Saudi Arabia says Kingdom is "MERS-free" ahead of Hajj
The MERS virus has killed 58 individuals globally, with 49 of the fatal cases originating from Saudi Arabia (AP)
Saudi Arabia announced Thursday that the Kingdom is MERS-free ahead of Sunday's annual hajj, according to AFP sources. The deadly virus, which has already killed 58 individuals globally, "has not been detected among any of the pilgrims," said Health Minister Abdullah al-Rabia.
With more than 84% of the fatal cases reported globally originating from the Kingdom, Saudi authorities have implemented very strict measures to control any potential epidemics among the approximatey two million pilgrims who will be in Saudi Arabia for hajj.

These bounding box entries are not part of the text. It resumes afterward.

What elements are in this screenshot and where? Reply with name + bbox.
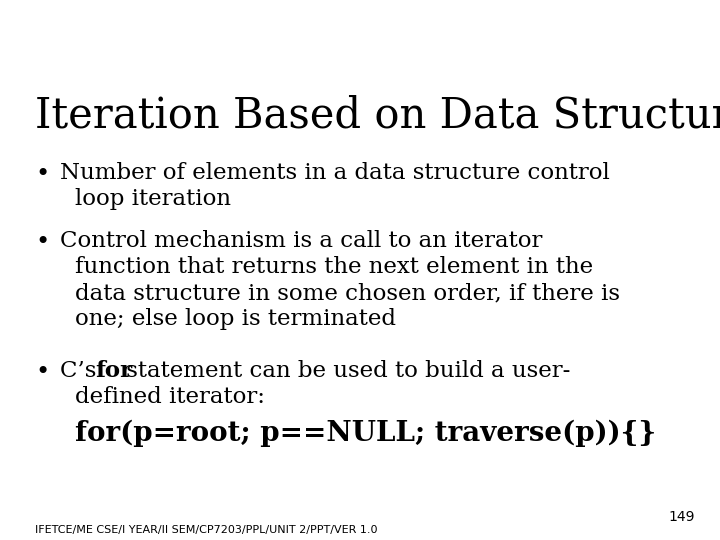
Text: C’s: C’s xyxy=(60,360,104,382)
Text: IFETCE/ME CSE/I YEAR/II SEM/CP7203/PPL/UNIT 2/PPT/VER 1.0: IFETCE/ME CSE/I YEAR/II SEM/CP7203/PPL/U… xyxy=(35,525,377,535)
Text: Iteration Based on Data Structures: Iteration Based on Data Structures xyxy=(35,95,720,137)
Text: loop iteration: loop iteration xyxy=(75,188,231,210)
Text: •: • xyxy=(35,162,49,186)
Text: statement can be used to build a user-: statement can be used to build a user- xyxy=(119,360,570,382)
Text: data structure in some chosen order, if there is: data structure in some chosen order, if … xyxy=(75,282,620,304)
Text: function that returns the next element in the: function that returns the next element i… xyxy=(75,256,593,278)
Text: 149: 149 xyxy=(668,510,695,524)
Text: Number of elements in a data structure control: Number of elements in a data structure c… xyxy=(60,162,610,184)
Text: one; else loop is terminated: one; else loop is terminated xyxy=(75,308,396,330)
Text: for: for xyxy=(95,360,132,382)
Text: •: • xyxy=(35,230,49,254)
Text: for(p=root; p==NULL; traverse(p)){}: for(p=root; p==NULL; traverse(p)){} xyxy=(75,420,656,447)
Text: Control mechanism is a call to an iterator: Control mechanism is a call to an iterat… xyxy=(60,230,542,252)
Text: •: • xyxy=(35,360,49,384)
Text: defined iterator:: defined iterator: xyxy=(75,386,265,408)
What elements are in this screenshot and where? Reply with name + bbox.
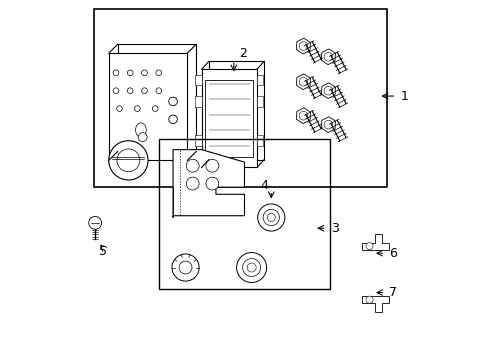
Circle shape xyxy=(242,258,260,276)
Circle shape xyxy=(116,106,122,111)
Circle shape xyxy=(205,159,218,172)
Bar xyxy=(94,9,386,187)
Polygon shape xyxy=(321,117,335,132)
Bar xyxy=(195,75,201,85)
Circle shape xyxy=(365,243,372,249)
Circle shape xyxy=(299,42,307,50)
Circle shape xyxy=(113,70,119,76)
Bar xyxy=(195,96,201,107)
Text: 2: 2 xyxy=(238,47,246,60)
Circle shape xyxy=(152,106,158,111)
Circle shape xyxy=(134,106,140,111)
Circle shape xyxy=(257,204,285,231)
Polygon shape xyxy=(321,83,335,99)
Circle shape xyxy=(236,252,266,283)
Bar xyxy=(257,96,263,107)
Polygon shape xyxy=(362,234,388,249)
Polygon shape xyxy=(296,108,310,123)
Circle shape xyxy=(186,177,199,190)
Circle shape xyxy=(324,120,332,129)
Circle shape xyxy=(172,254,199,281)
Circle shape xyxy=(88,216,102,229)
Bar xyxy=(195,135,201,146)
Circle shape xyxy=(168,115,177,123)
Circle shape xyxy=(142,88,147,94)
Circle shape xyxy=(299,111,307,120)
Polygon shape xyxy=(362,296,388,312)
Circle shape xyxy=(117,149,140,172)
Bar xyxy=(159,139,329,289)
Circle shape xyxy=(127,88,133,94)
Polygon shape xyxy=(321,49,335,64)
Circle shape xyxy=(156,70,162,76)
Circle shape xyxy=(186,159,199,172)
Circle shape xyxy=(365,296,372,303)
Circle shape xyxy=(263,210,279,226)
Ellipse shape xyxy=(135,123,146,137)
Circle shape xyxy=(246,263,256,272)
Circle shape xyxy=(179,261,192,274)
Circle shape xyxy=(205,177,218,190)
Circle shape xyxy=(142,70,147,76)
Text: 1: 1 xyxy=(400,90,408,103)
Text: 7: 7 xyxy=(388,286,396,299)
Bar xyxy=(257,135,263,146)
Bar xyxy=(205,80,253,157)
Text: 5: 5 xyxy=(99,245,107,258)
Circle shape xyxy=(299,77,307,86)
Circle shape xyxy=(108,141,148,180)
Polygon shape xyxy=(201,69,257,167)
Circle shape xyxy=(113,88,119,94)
Polygon shape xyxy=(173,150,244,217)
Circle shape xyxy=(156,88,162,94)
Circle shape xyxy=(324,86,332,95)
Ellipse shape xyxy=(138,133,147,141)
Text: 6: 6 xyxy=(388,247,396,260)
Circle shape xyxy=(127,70,133,76)
Circle shape xyxy=(168,97,177,106)
Bar xyxy=(257,75,263,85)
Polygon shape xyxy=(296,74,310,90)
Polygon shape xyxy=(296,38,310,54)
Text: 4: 4 xyxy=(260,179,267,192)
Polygon shape xyxy=(108,53,187,160)
Text: 3: 3 xyxy=(330,222,338,235)
Polygon shape xyxy=(118,44,196,152)
Circle shape xyxy=(266,213,275,222)
Polygon shape xyxy=(208,62,264,159)
Circle shape xyxy=(324,53,332,61)
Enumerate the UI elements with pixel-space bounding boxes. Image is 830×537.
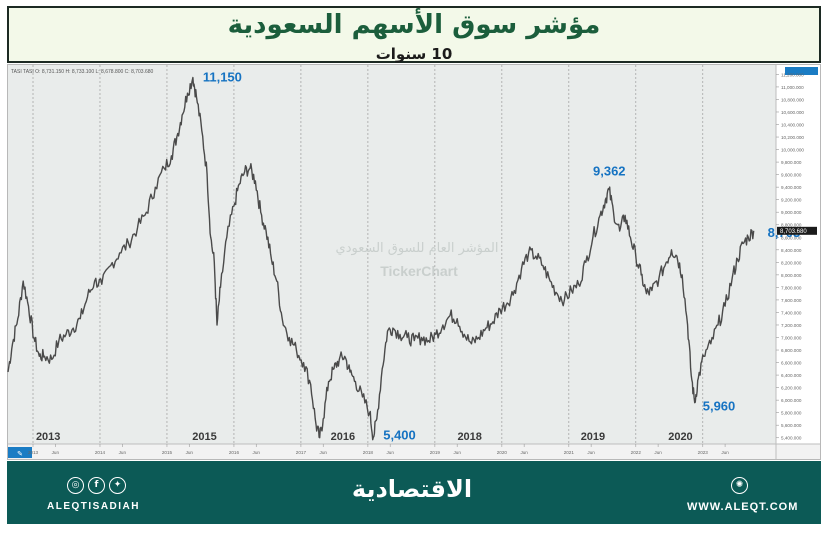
y-tick-label-6000: 6,000.000 <box>781 398 802 403</box>
brand-logo: الاقتصادية <box>351 475 473 503</box>
x-tick-label-4: 2015 <box>162 450 173 455</box>
y-tick-label-9000: 9,000.000 <box>781 210 802 215</box>
y-tick-label-8000: 8,000.000 <box>781 273 802 278</box>
logo-button-icon: ✎ <box>17 450 23 458</box>
y-tick-label-9800: 9,800.000 <box>781 160 802 165</box>
annotation-11150: 11,150 <box>203 70 242 85</box>
x-tick-label-12: 2019 <box>430 450 441 455</box>
watermark-text: المؤشر العام للسوق السعودي <box>336 241 499 256</box>
y-tick-label-5800: 5,800.000 <box>781 411 802 416</box>
price-chart: ✎ 5,400.000 5,600.000 5,800.000 6,000.000 6,… <box>7 64 821 460</box>
y-tick-label-7400: 7,400.000 <box>781 310 802 315</box>
year-label-2019: 2019 <box>581 431 605 443</box>
brand-badge <box>785 67 818 75</box>
title-box: مؤشر سوق الأسهم السعودية 10 سنوات <box>7 6 821 63</box>
bottom-axis-bar <box>8 444 820 459</box>
year-label-2018: 2018 <box>457 431 481 443</box>
x-tick-label-6: 2016 <box>229 450 240 455</box>
y-tick-label-7200: 7,200.000 <box>781 323 802 328</box>
last-value-badge <box>777 226 817 235</box>
year-label-2013: 2013 <box>36 431 60 443</box>
ticker-legend: TASI TASI O: 8,731.150 H: 8,733.100 L: 8… <box>11 69 154 75</box>
plot-background <box>8 65 776 444</box>
footer-bar: ◎ f ✦ ALEQTISADIAH الاقتصادية ✺ WWW.ALEQ… <box>7 461 821 524</box>
twitter-icon[interactable]: ✦ <box>109 477 126 494</box>
x-tick-label-7: Jun <box>253 450 261 455</box>
annotation-5960: 5,960 <box>703 399 736 414</box>
instagram-icon[interactable]: ◎ <box>67 477 84 494</box>
y-tick-label-7800: 7,800.000 <box>781 285 802 290</box>
x-tick-label-8: 2017 <box>296 450 307 455</box>
y-tick-label-8400: 8,400.000 <box>781 248 802 253</box>
x-axis-ticks: 2013 Jun 2014 Jun 2015 Jun 2016 Jun 2017 Jun 2018 J… <box>28 444 729 455</box>
y-axis-ticks: 5,400.000 5,600.000 5,800.000 6,000.000 6,20… <box>776 72 804 441</box>
y-tick-label-10600: 10,600.000 <box>781 110 804 115</box>
y-tick-label-8200: 8,200.000 <box>781 260 802 265</box>
x-tick-label-19: Jun <box>654 450 662 455</box>
year-label-2016: 2016 <box>331 431 355 443</box>
y-tick-label-9400: 9,400.000 <box>781 185 802 190</box>
y-tick-label-10800: 10,800.000 <box>781 97 804 102</box>
y-tick-label-6400: 6,400.000 <box>781 373 802 378</box>
y-tick-label-11000: 11,000.000 <box>781 85 804 90</box>
x-tick-label-1: Jun <box>52 450 60 455</box>
x-tick-label-0: 2013 <box>28 450 39 455</box>
x-tick-label-11: Jun <box>387 450 395 455</box>
x-tick-label-15: Jun <box>520 450 528 455</box>
web-icon[interactable]: ✺ <box>731 477 748 494</box>
chart-area: ✎ 5,400.000 5,600.000 5,800.000 6,000.000 6,… <box>7 64 821 460</box>
watermark-brand: TickerChart <box>380 263 458 279</box>
x-tick-label-5: Jun <box>186 450 194 455</box>
annotation-9362: 9,362 <box>593 164 626 179</box>
social-icons: ◎ f ✦ <box>67 477 126 494</box>
y-tick-label-5600: 5,600.000 <box>781 423 802 428</box>
y-tick-label-7600: 7,600.000 <box>781 298 802 303</box>
year-label-2015: 2015 <box>192 431 216 443</box>
tasi-price-line <box>7 76 755 441</box>
y-tick-label-6600: 6,600.000 <box>781 361 802 366</box>
y-tick-label-8800: 8,800.000 <box>781 223 802 228</box>
chart-title: مؤشر سوق الأسهم السعودية <box>227 10 601 40</box>
y-tick-label-10000: 10,000.000 <box>781 148 804 153</box>
y-tick-label-9200: 9,200.000 <box>781 198 802 203</box>
x-tick-label-16: 2021 <box>564 450 575 455</box>
y-tick-label-10200: 10,200.000 <box>781 135 804 140</box>
x-tick-label-14: 2020 <box>497 450 508 455</box>
facebook-icon[interactable]: f <box>88 477 105 494</box>
x-tick-label-20: 2023 <box>698 450 709 455</box>
year-label-2020: 2020 <box>668 431 692 443</box>
y-tick-label-6200: 6,200.000 <box>781 386 802 391</box>
x-tick-label-9: Jun <box>320 450 328 455</box>
y-tick-label-6800: 6,800.000 <box>781 348 802 353</box>
y-tick-label-8600: 8,600.000 <box>781 235 802 240</box>
last-value-label: 8,703.680 <box>780 229 807 235</box>
chart-subtitle: 10 سنوات <box>375 45 453 63</box>
social-handle[interactable]: ALEQTISADIAH <box>47 501 140 512</box>
x-tick-label-21: Jun <box>721 450 729 455</box>
year-labels: 2013 2015 2016 2018 2019 2020 <box>36 431 693 443</box>
x-tick-label-10: 2018 <box>363 450 374 455</box>
x-tick-label-17: Jun <box>587 450 595 455</box>
x-tick-label-3: Jun <box>119 450 127 455</box>
right-axis-panel <box>776 65 820 444</box>
logo-button[interactable] <box>8 447 32 458</box>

Rabia said that approximately 600 public health employees will be deployed at the Jeddah international airport to screen pilgrims arriving into the Kingdom to ensure they are MERS-free and have necessary vaccinations. Saudi Arabia has urged pilgrims to wear face masks and has encouraged the elderly and chronically ill to avoid Hajj this year.
No vaccine exists for MERS, and it is considered a "deadlier, less-transmissible cousin of the SARS virus," which infected 8,273 people, according to the report.
As one of the largest gatherings in the world, many fear that the annual Hajj pilgrimage will lead to widsepread MERS epidemics when pilgrims return to their home countries.